The Health Services Executive (HSE) decided that it would not inform women that the cervical smear test that showed a negative result was wrong, and that they did in fact have cancer. At least 162 were not informed about their findings. Of those who could have had earlier intervention if the tests had not been false 18 have died.
Politicians are now declaring their shock, and sympathy with the women and their families, while they sit on top of a state with a long, long history of such secrecy and disregard for women’s rights. In fact, many are now defending this denial of rights through their support to retain the eighth amendment, which has led to women dying because of its elevation of the foetus over the woman who carries it.
The issue in both is about control. Do women have control over their own bodies?
In the case of the cervical smear scandal, it was the state and its medical professionals who decided that women would not know about the potential threat to their life. In the case of women who seek to control their own bodies through control of their womb, it is the state and its medical professionals who are held up as arbiters of the extent of this control, with some seeking to limit it altogether.
If tragedies alone led to change then fundamental change would have happened a long time ago, but it has taken the struggle of women and the revelation of the scandalous behaviour of the Catholic Church to bring about change.
The failures of the outsourced cervical screening service and the HSE were exposed not through any change of heart by the state, but by the bravery of one woman suffering from terminal cancer, who took a court case against the US testing company. In the case of the fight for abortion rights, it was not the X case or the death of Savita Halappanaver or any of the others that has made repeal of the eighth a possibility. These would have shocked and appalled and led to nothing but the next tragedy, were it not for the movement to demand the rights of women, led by women themselves.
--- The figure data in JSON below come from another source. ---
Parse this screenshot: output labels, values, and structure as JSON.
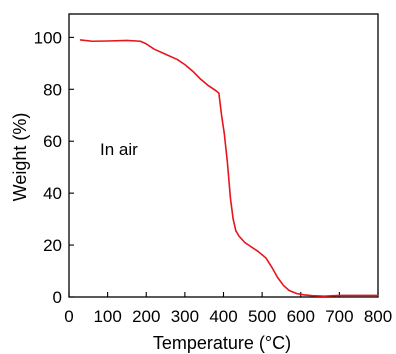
{
  "chart_data": {
    "type": "line",
    "title": "",
    "xlabel": "Temperature (°C)",
    "ylabel": "Weight (%)",
    "xlim": [
      0,
      800
    ],
    "ylim": [
      0,
      109
    ],
    "x_ticks": [
      0,
      100,
      200,
      300,
      400,
      500,
      600,
      700,
      800
    ],
    "x_tick_labels": [
      "0",
      "100",
      "200",
      "300",
      "400",
      "500",
      "600",
      "700",
      "800"
    ],
    "y_ticks": [
      0,
      20,
      40,
      60,
      80,
      100
    ],
    "y_tick_labels": [
      "0",
      "20",
      "40",
      "60",
      "80",
      "100"
    ],
    "grid": false,
    "legend": "none",
    "annotation": "In air",
    "series": [
      {
        "color": "#e8141b",
        "points": [
          [
            30,
            99.0
          ],
          [
            60,
            98.5
          ],
          [
            100,
            98.6
          ],
          [
            150,
            98.8
          ],
          [
            185,
            98.5
          ],
          [
            200,
            97.5
          ],
          [
            220,
            95.5
          ],
          [
            250,
            93.5
          ],
          [
            280,
            91.5
          ],
          [
            300,
            89.5
          ],
          [
            320,
            87.0
          ],
          [
            340,
            84.0
          ],
          [
            360,
            81.5
          ],
          [
            380,
            79.5
          ],
          [
            388,
            78.5
          ],
          [
            395,
            70.0
          ],
          [
            402,
            63.0
          ],
          [
            410,
            52.0
          ],
          [
            418,
            38.0
          ],
          [
            425,
            30.0
          ],
          [
            432,
            25.5
          ],
          [
            440,
            23.5
          ],
          [
            455,
            21.0
          ],
          [
            470,
            19.5
          ],
          [
            490,
            17.5
          ],
          [
            510,
            15.0
          ],
          [
            525,
            11.5
          ],
          [
            540,
            7.5
          ],
          [
            555,
            4.5
          ],
          [
            570,
            2.5
          ],
          [
            590,
            1.3
          ],
          [
            610,
            0.8
          ],
          [
            630,
            0.5
          ],
          [
            660,
            0.3
          ],
          [
            700,
            0.6
          ],
          [
            750,
            0.6
          ],
          [
            800,
            0.6
          ]
        ]
      }
    ]
  }
}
A vital factor nevertheless has undoubtedly been the crushing of the reputation of the Catholic Church, whose moral authority has been fatally undermined for many because of the child abuse carried out by its priests and ‘holy’ orders; its actions to protect the abusers by moving them around the country so they could abuse again, and their failure to pay the minimal compensation to their victims that they campaigned shamelessly to reduce or avoid.
Yet still, despite this litany of infamy, they control the vast majority of primary schools and have massive influence over health service provision. They continue to do so because of a continuing alliance with the state.
On 25th there is a chance to continue the campaign to reverse this, and repeal the eighth amendment. Opinion polls show a reduced but still substantial lead in favour of repeal, with support for repeal highest among the young and urban population, especially in Dublin. Views on both sides appears to have strengthened, hardly surprising given the age-old tactics of the reactionary ‘pro-life’ campaign.
If repealed the Government has promised to legislate for limited abortion rights up to 12 weeks and the anti-abortion rights campaigners have claimed this will open up Ireland to UK-type abortion provision, including abortion of the disabled. Nothing they can do however will prevent UK abortions, including those of the thousands who travel from Ireland to have the procedure carried out. Not that it hasn’t been tried, but imprisoning 14 year old rape victims who become pregnant was not a popular policy.
The growth in support for women’s rights among the young and urban population testifies to a transition and transformation in views, also reflected in opinion polls. While 54% of respondents in the latest agreed with the statement that they have reservations about provision of abortion but feel the 12 weeks in proposed legislation is “reasonable compromise’; 62% also agreed that “the law in Ireland needs to recognise a woman’s right to choose to have an abortion.”
This movement for, and of, women to take control is reflected not just in the possibility of repeal but in the potential for a continuing movement to advance women’s rights and in the courage of some to express their support for abortion rights and opposition to the insults of its reactionary opponents.
Working class women will not gain control over their lives without a veritable social revolution that they can only achieve in unity with working class men, but such unity is impossible if women are unable to control their own bodies and own lives in the most basic of ways. For a socialist, these are aspects of a single struggle against oppression and for a new fee society in which everyone can flourish.